Clifton Heights opens three new public pickleball courts at Glennwood Avenue Park
Three new public courts at Glennwood Avenue Park give Clifton Heights players a dedicated place to play, with a soft-opening plan now turned into a public facility.

Three new public pickleball courts at Glennwood Avenue Park gave Clifton Heights players a dedicated place to play, ending another stretch of dependence on shared space and improvised setups in the borough. Officials marked the opening with a ribbon cutting on Tuesday, May 5, at the park on North Glennwood Avenue.
The courts matter because they are public, not private-club space. That makes them usable for drop-in play, casual rotation, beginner sessions and smaller neighborhood meetups without a membership hurdle. In a borough the size of Clifton Heights, three dedicated courts can change the daily rhythm of the game by giving residents a predictable place to show up, stay active and avoid long waits for court time.
The project had been moving for months before the ribbon cutting.

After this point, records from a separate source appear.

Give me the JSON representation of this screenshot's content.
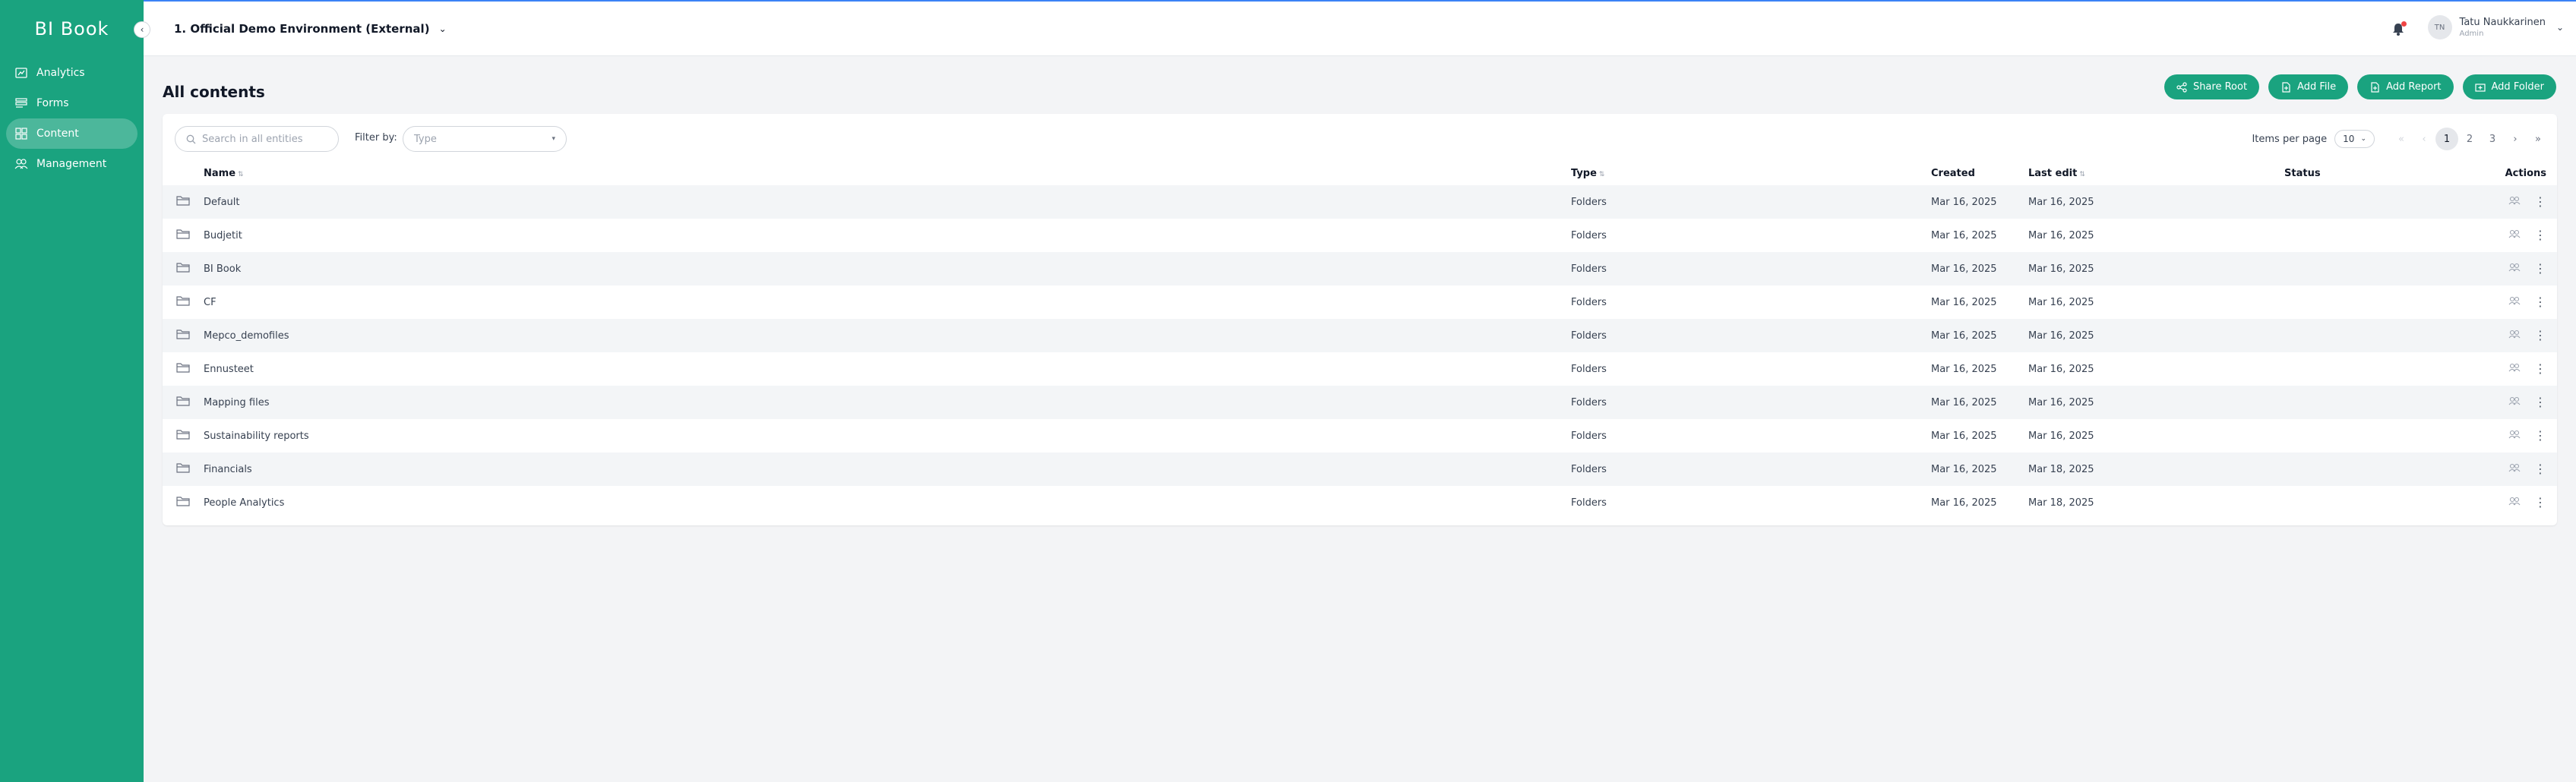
{
  "app": {
    "logo": "BI Book"
  },
  "sidebar": {
    "items": [
      {
        "label": "Analytics",
        "icon": "chart-icon",
        "active": false
      },
      {
        "label": "Forms",
        "icon": "form-icon",
        "active": false
      },
      {
        "label": "Content",
        "icon": "grid-icon",
        "active": true
      },
      {
        "label": "Management",
        "icon": "users-icon",
        "active": false
      }
    ]
  },
  "header": {
    "environment": "1. Official Demo Environment (External)",
    "user": {
      "initials": "TN",
      "name": "Tatu Naukkarinen",
      "role": "Admin"
    }
  },
  "main": {
    "title": "All contents",
    "buttons": {
      "share_root": "Share Root",
      "add_file": "Add File",
      "add_report": "Add Report",
      "add_folder": "Add Folder"
    },
    "search_placeholder": "Search in all entities",
    "filter_label": "Filter by:",
    "type_placeholder": "Type",
    "pager": {
      "items_per_page_label": "Items per page",
      "items_per_page": "10",
      "pages": [
        "1",
        "2",
        "3"
      ],
      "current": "1"
    },
    "columns": {
      "name": "Name",
      "type": "Type",
      "created": "Created",
      "last_edit": "Last edit",
      "status": "Status",
      "actions": "Actions"
    },
    "rows": [
      {
        "name": "Default",
        "type": "Folders",
        "created": "Mar 16, 2025",
        "last_edit": "Mar 16, 2025",
        "status": ""
      },
      {
        "name": "Budjetit",
        "type": "Folders",
        "created": "Mar 16, 2025",
        "last_edit": "Mar 16, 2025",
        "status": ""
      },
      {
        "name": "BI Book",
        "type": "Folders",
        "created": "Mar 16, 2025",
        "last_edit": "Mar 16, 2025",
        "status": ""
      },
      {
        "name": "CF",
        "type": "Folders",
        "created": "Mar 16, 2025",
        "last_edit": "Mar 16, 2025",
        "status": ""
      },
      {
        "name": "Mepco_demofiles",
        "type": "Folders",
        "created": "Mar 16, 2025",
        "last_edit": "Mar 16, 2025",
        "status": ""
      },
      {
        "name": "Ennusteet",
        "type": "Folders",
        "created": "Mar 16, 2025",
        "last_edit": "Mar 16, 2025",
        "status": ""
      },
      {
        "name": "Mapping files",
        "type": "Folders",
        "created": "Mar 16, 2025",
        "last_edit": "Mar 16, 2025",
        "status": ""
      },
      {
        "name": "Sustainability reports",
        "type": "Folders",
        "created": "Mar 16, 2025",
        "last_edit": "Mar 16, 2025",
        "status": ""
      },
      {
        "name": "Financials",
        "type": "Folders",
        "created": "Mar 16, 2025",
        "last_edit": "Mar 18, 2025",
        "status": ""
      },
      {
        "name": "People Analytics",
        "type": "Folders",
        "created": "Mar 16, 2025",
        "last_edit": "Mar 18, 2025",
        "status": ""
      }
    ]
  },
  "colors": {
    "brand": "#1aa37f",
    "notification": "#ef4444"
  }
}
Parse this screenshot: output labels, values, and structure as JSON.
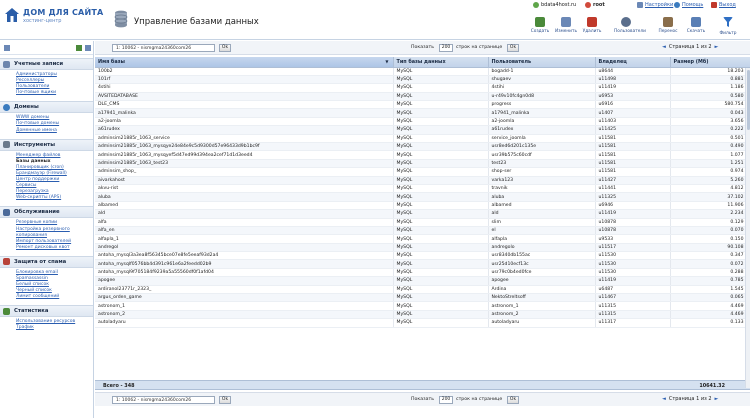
{
  "logo": {
    "line1": "ДОМ ДЛЯ САЙТА",
    "line2": "хостинг-центр"
  },
  "page_title": "Управление базами данных",
  "topbar": {
    "host": "bdata4host.ru",
    "user": "root",
    "settings": "Настройки",
    "help": "Помощь",
    "logout": "Выход"
  },
  "toolbar": [
    {
      "label": "Создать",
      "icon": "create-icon",
      "color": "#4b8a3a"
    },
    {
      "label": "Изменить",
      "icon": "edit-icon",
      "color": "#6b88b6"
    },
    {
      "label": "Удалить",
      "icon": "delete-icon",
      "color": "#c0392b"
    },
    {
      "label": "Пользователи",
      "icon": "users-icon",
      "color": "#5a6e8c"
    },
    {
      "label": "Перенос",
      "icon": "transfer-icon",
      "color": "#8a6e4b"
    },
    {
      "label": "Скачать",
      "icon": "download-icon",
      "color": "#5a7fb5"
    },
    {
      "label": "Фильтр",
      "icon": "filter-icon",
      "color": "#2f6fc4"
    }
  ],
  "sidebar": {
    "sections": [
      {
        "title": "Учетные записи",
        "color": "#6d86ad",
        "items": [
          "Администраторы",
          "Ресселлеры",
          "Пользователи",
          "Почтовые ящики"
        ]
      },
      {
        "title": "Домены",
        "color": "#3a7bbf",
        "items": [
          "WWW домены",
          "Почтовые домены",
          "Доменные имена"
        ]
      },
      {
        "title": "Инструменты",
        "color": "#6b7a8c",
        "items": [
          "Менеджер файлов",
          "Базы данных",
          "Планировщик (cron)",
          "Брандмауэр (Firewall)",
          "Центр поддержки",
          "Сервисы",
          "Перезагрузка",
          "Web-скрипты (APS)"
        ]
      },
      {
        "title": "Обслуживание",
        "color": "#4b6a9a",
        "items": [
          "Резервные копии",
          "Настройка резервного копирования",
          "Импорт пользователей",
          "Ремонт дисковых квот"
        ]
      },
      {
        "title": "Защита от спама",
        "color": "#b8433a",
        "items": [
          "Блокировка email",
          "Spamassassin",
          "Белый список",
          "Черный список",
          "Лимит сообщений"
        ]
      },
      {
        "title": "Статистика",
        "color": "#4c8a3a",
        "items": [
          "Использование ресурсов",
          "Трафик"
        ]
      }
    ]
  },
  "pager": {
    "db_select": "1: 10062 - nismgma24360com26",
    "ok": "Ok",
    "show_label": "Показать",
    "per_page": "200",
    "rows_label": "строк на странице",
    "page_text": "Страница 1 из 2",
    "bottom_page_text": "Страница 1 из 2"
  },
  "table": {
    "columns": [
      "Имя базы",
      "Тип базы данных",
      "Пользователь",
      "Владелец",
      "Размер (Мб)"
    ],
    "rows": [
      [
        "100b2",
        "MySQL",
        "bogadd-1",
        "u8644",
        "18.203"
      ],
      [
        "101rf",
        "MySQL",
        "shugaev",
        "u11498",
        "0.881"
      ],
      [
        "4stihi",
        "MySQL",
        "4stihi",
        "u11419",
        "1.186"
      ],
      [
        "AVSITEDATABASE",
        "MySQL",
        "u-r49v10fc4gn0d8",
        "u6953",
        "0.580"
      ],
      [
        "DLE_CMS",
        "MySQL",
        "progress",
        "u6916",
        "580.754"
      ],
      [
        "a17941_malinka",
        "MySQL",
        "a17941_malinka",
        "u1407",
        "0.043"
      ],
      [
        "a2-joomla",
        "MySQL",
        "a2-joomla",
        "u11403",
        "3.656"
      ],
      [
        "a61rudex",
        "MySQL",
        "a61rudex",
        "u11425",
        "0.222"
      ],
      [
        "adminsim21885r_1063_service",
        "MySQL",
        "service_joomla",
        "u11581",
        "0.501"
      ],
      [
        "adminsim21885r_1063_mysqye24e84e9c5d9300d57e96433d9b1bc9f",
        "MySQL",
        "usr8ed6d201c135e",
        "u11581",
        "0.490"
      ],
      [
        "adminsim21885r_1063_mysqyef5d47ed99d394ea2cef71d1d3eed4",
        "MySQL",
        "usr39b575c60cdf",
        "u11581",
        "1.077"
      ],
      [
        "adminsim21885r_1063_test23",
        "MySQL",
        "test23",
        "u11581",
        "1.251"
      ],
      [
        "adminsim_shop_",
        "MySQL",
        "shop-ser",
        "u11581",
        "0.974"
      ],
      [
        "aivarkahost",
        "MySQL",
        "varka123",
        "u11427",
        "5.260"
      ],
      [
        "akvu-rist",
        "MySQL",
        "travnik",
        "u11441",
        "4.812"
      ],
      [
        "aluba",
        "MySQL",
        "aluba",
        "u11325",
        "37.102"
      ],
      [
        "albamed",
        "MySQL",
        "albamed",
        "u6946",
        "11.906"
      ],
      [
        "ald",
        "MySQL",
        "ald",
        "u11419",
        "2.234"
      ],
      [
        "alfa",
        "MySQL",
        "slim",
        "u10878",
        "0.129"
      ],
      [
        "alfa_en",
        "MySQL",
        "el",
        "u10878",
        "0.070"
      ],
      [
        "alfapla_1",
        "MySQL",
        "alfapla",
        "u9533",
        "0.150"
      ],
      [
        "andregol",
        "MySQL",
        "andregolo",
        "u11517",
        "90.108"
      ],
      [
        "antoha_mysql3a3ea8f56345bce07e8fe5eeaf93d2a4",
        "MySQL",
        "usr8340db155ac",
        "u11530",
        "0.347"
      ],
      [
        "antoha_mysqlf0576bb4d391c961e6a2feedd02b9",
        "MySQL",
        "usr25d10ecf13c",
        "u11530",
        "0.072"
      ],
      [
        "antoha_mysql9f705184f9239a5a55560df0f1afd04",
        "MySQL",
        "usr79c0b4ed0fce",
        "u11530",
        "0.288"
      ],
      [
        "apogee",
        "MySQL",
        "apogee",
        "u11419",
        "0.785"
      ],
      [
        "ardiranol23771r_2323_",
        "MySQL",
        "Ardina",
        "u6487",
        "1.545"
      ],
      [
        "argus_orden_game",
        "MySQL",
        "NektoStreltsoff",
        "u11467",
        "0.065"
      ],
      [
        "astronom_1",
        "MySQL",
        "astronom_1",
        "u11315",
        "4.469"
      ],
      [
        "astronom_2",
        "MySQL",
        "astronom_2",
        "u11315",
        "4.469"
      ],
      [
        "autoladyaru",
        "MySQL",
        "autoladyaru",
        "u11317",
        "0.133"
      ]
    ],
    "summary": {
      "total": "Всего - 348",
      "size": "10641.32"
    }
  }
}
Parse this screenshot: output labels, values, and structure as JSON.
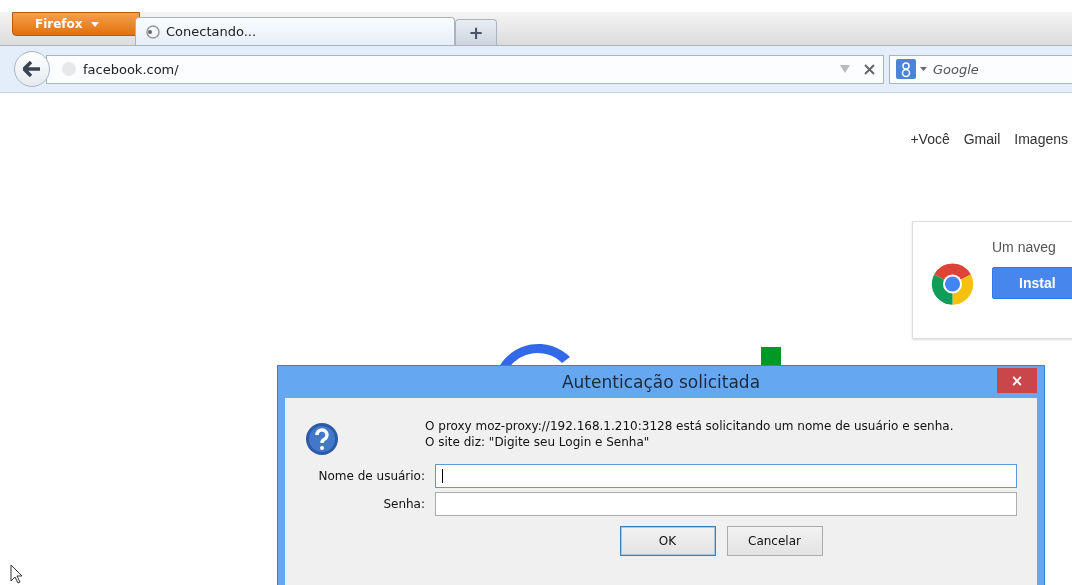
{
  "browser": {
    "menu_button": "Firefox",
    "tabs": [
      {
        "label": "Conectando...",
        "selected": true
      }
    ],
    "new_tab": "+",
    "address": "facebook.com/",
    "search": {
      "placeholder": "Google"
    }
  },
  "page": {
    "top_links": [
      "+Você",
      "Gmail",
      "Imagens"
    ],
    "promo": {
      "text": "Um naveg",
      "button": "Instal"
    }
  },
  "dialog": {
    "title": "Autenticação solicitada",
    "close": "×",
    "message": [
      "O proxy moz-proxy://192.168.1.210:3128 está solicitando um nome de usuário e senha.",
      "O site diz: \"Digite seu Login e Senha\""
    ],
    "fields": [
      {
        "label": "Nome de usuário:",
        "focused": true
      },
      {
        "label": "Senha:",
        "focused": false
      }
    ],
    "buttons": [
      {
        "label": "OK",
        "default": true
      },
      {
        "label": "Cancelar",
        "default": false
      }
    ]
  }
}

Borough records showed the pickleball courts and dog park site on N. Glenwood Ave. still under construction in February, with a soft opening scheduled for spring 2026. PennBid records show the Glenwood Avenue Pickleball Court project was formally bid in July 2025, with proposals due by 10 a.m. on Tuesday, August 19, 2025.
The bid documents make clear this was built as a purpose-made public facility, not a quick paint job over an existing surface. The plan called for a fenced-in pickleball complex with an asphalt playing surface, acrylic color coating, net systems, game striping, chain-link perimeter fencing, access gates, site signage and pavement markings. It also included ADA-compliant parking spaces, sidewalks, curb ramps, grading, drainage and landscaping, adding accessibility and site work from the start.

Clifton Heights Borough’s parks and recreation page identifies the pickleball courts and dog park as a current borough project, part of an active parks effort that is steadily adding amenities in the community. The new courts fit a broader spring 2026 pattern across the country, as more cities choose neighborhood parks over large sports complexes when they build for pickleball.
That national backdrop is substantial. USA Pickleball’s 2025 Annual Growth Report said the Pickleheads database added more than 2,300 new locations in 2025, bringing the nationwide total to 18,258 locations. Total known courts reached 82,613. In that context, the three-court opening at Glennwood Avenue Park is small in scale but immediate in effect, giving Clifton Heights residents a new public place to play right away.